While demanding basic knowledge of command-line arguments, running BLAST from a terminal window is relatively easy. Below follow instructions for running a basic BLAST search on Abel. As stated above, BLAST is already installed on Abel, and will be added to the PATH when loaded. If running BLAST on the command-line on a PC or MAC, BLAST will have to be installed first. Absolute filenames can be given to avoid adding BLAST to the path.

module load blast+
This loads the newest BLAST package  (blast+ is a newer version of the blast package also available on Abel).

mkdir blast_test
Creating a directory containing BLAST data.

cd blast_test/
Stepping into this directory.

echo "MKSPALQPLSMAGLQLMTPAS" > query.fa
We are creating our query file for the BLAST search. The command transfers the "MKSPALQPLSMAGLQLMTPAS" sequence to the “query.fa” query file. (For simplicity, the header line normally present in a fasta file has been omitted. Still, BLAST can use this format).

blastp -query query.fa -db /work/databases/bio/ncbi/nr -out blastp_out.txt
We are running the blastp program, using the “query.fa” as our query file. The database is set to the “nr” database, which is part of the BLAST installation on Abel. Finally, we specify the BLAST output to be written to the “blastp_out.txt” file. The execution of this BLAST search will take about two minutes.

more blastp_out.txt
This command displays the results of the BLAST search.

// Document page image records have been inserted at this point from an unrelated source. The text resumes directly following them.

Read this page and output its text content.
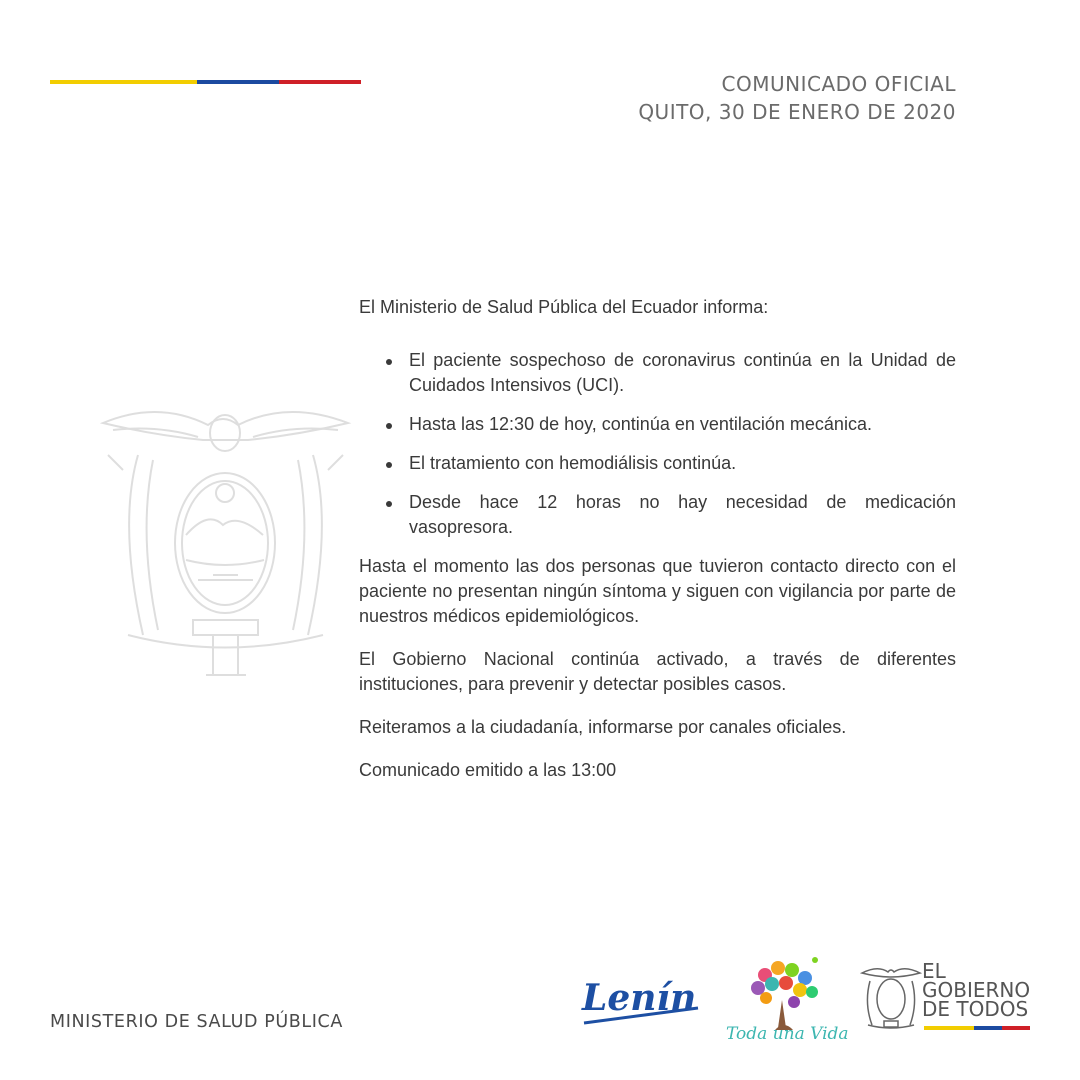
COMUNICADO OFICIAL
QUITO, 30 DE ENERO DE 2020

El Ministerio de Salud Pública del Ecuador informa:

El paciente sospechoso de coronavirus continúa en la Unidad de Cuidados Intensivos (UCI).
Hasta las 12:30 de hoy, continúa en ventilación mecánica.
El tratamiento con hemodiálisis continúa.
Desde hace 12 horas no hay necesidad de medicación vasopresora.

Hasta el momento las dos personas que tuvieron contacto directo con el paciente no presentan ningún síntoma y siguen con vigilancia por parte de nuestros médicos epidemiológicos.

El Gobierno Nacional continúa activado, a través de diferentes instituciones, para prevenir y detectar posibles casos.

Reiteramos a la ciudadanía, informarse por canales oficiales.

Comunicado emitido a las 13:00

MINISTERIO DE SALUD PÚBLICA
Lenín
Toda una Vida
EL
GOBIERNO
DE TODOS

Creating a custom BLAST database

Often, it is necessary to use a custom database when BLASTing. For instance, the data you want to search through may not yet be deposited in the NCBI “nr” or “nr/nt” databases. Or, due to performance gains or e-value improvements, you want to restrict the database size. Such a database needs to be formatted as a number of FASTA-records contained in one text file, but additionally BLAST needs binary index files speeding up the search process. This is achieved by using the ”makeblastdb” program that comes as part of the BLAST package. On Abel, this program is added to the PATH when loading the blast+ module. It is highly recommended to create a separate folder for the BLAST database which will contain all the database-associated files.

module load blast+
The blast+ package is loaded.

mkdir sparc
This command creates the folder that will hold our custom database files.

cd sparc
We step into the database folder.

wget http://diark.org/diark/check_licence?filename=genomes_genbank%2FSphaeroforma_arctica_v1_contigs.zip -O sparc_contigs.zip
The “wget” command downloads a zipped file containing the genome of the eukaryotic protist Sphaeroforma arctica from the diark.org website. The –O argument renames the downloaded file.

unzip sparc_contigs.zip
This unzips the downloaded genome file.

ls –l
This command displays the files in our current folder (“sparc”). We see two files, the zipped “sparc_contigs.zip” file and the unzipped “Sphaeroforma_arctica_v1_contigs.fasta” file.

rm sparc_contigs.zip
We remove the zipped file, as we do not need it any more.

more Sphaeroforma_arctica_v1_contigs.fasta
This command prints the contends of the “Sphaeroforma_arctica_v1_contigs.fasta” file. It is easy to see that this file contains numerous fasta sequences. Press “q” to exit the file display.

makeblastdb -in Sphaeroforma_arctica_v1_contigs.fasta -dbtype nucl
Here the additional index files are created. In addition to specifying the input file name, we also have to state the type of sequences used. The main options here are “nucl” and “prot” for nucleotide (RNA and DNA) or amino acid sequences, respectively.

ls –l
Again, this command prints out a list over the files contained in the current directory. We see four file, the original “Sphaeroforma_arctica_v1_contigs.fasta” file and three new files. The new files all retain the filename of the original fasta file, but append the “nhr”, “nin” and “nsq” extensions.

The BLAST database is now ready to be used. When referring to this database in a BLAST search, it needs to be addressed as “Sphaeroforma_arctica_v1_contigs.fasta” (possibly including the full path) - i.e. NOT as “Sphaeroforma_arctica_v1_contigs” or “Sphaeroforma_arctica_v1_contigs.fasta.nin”.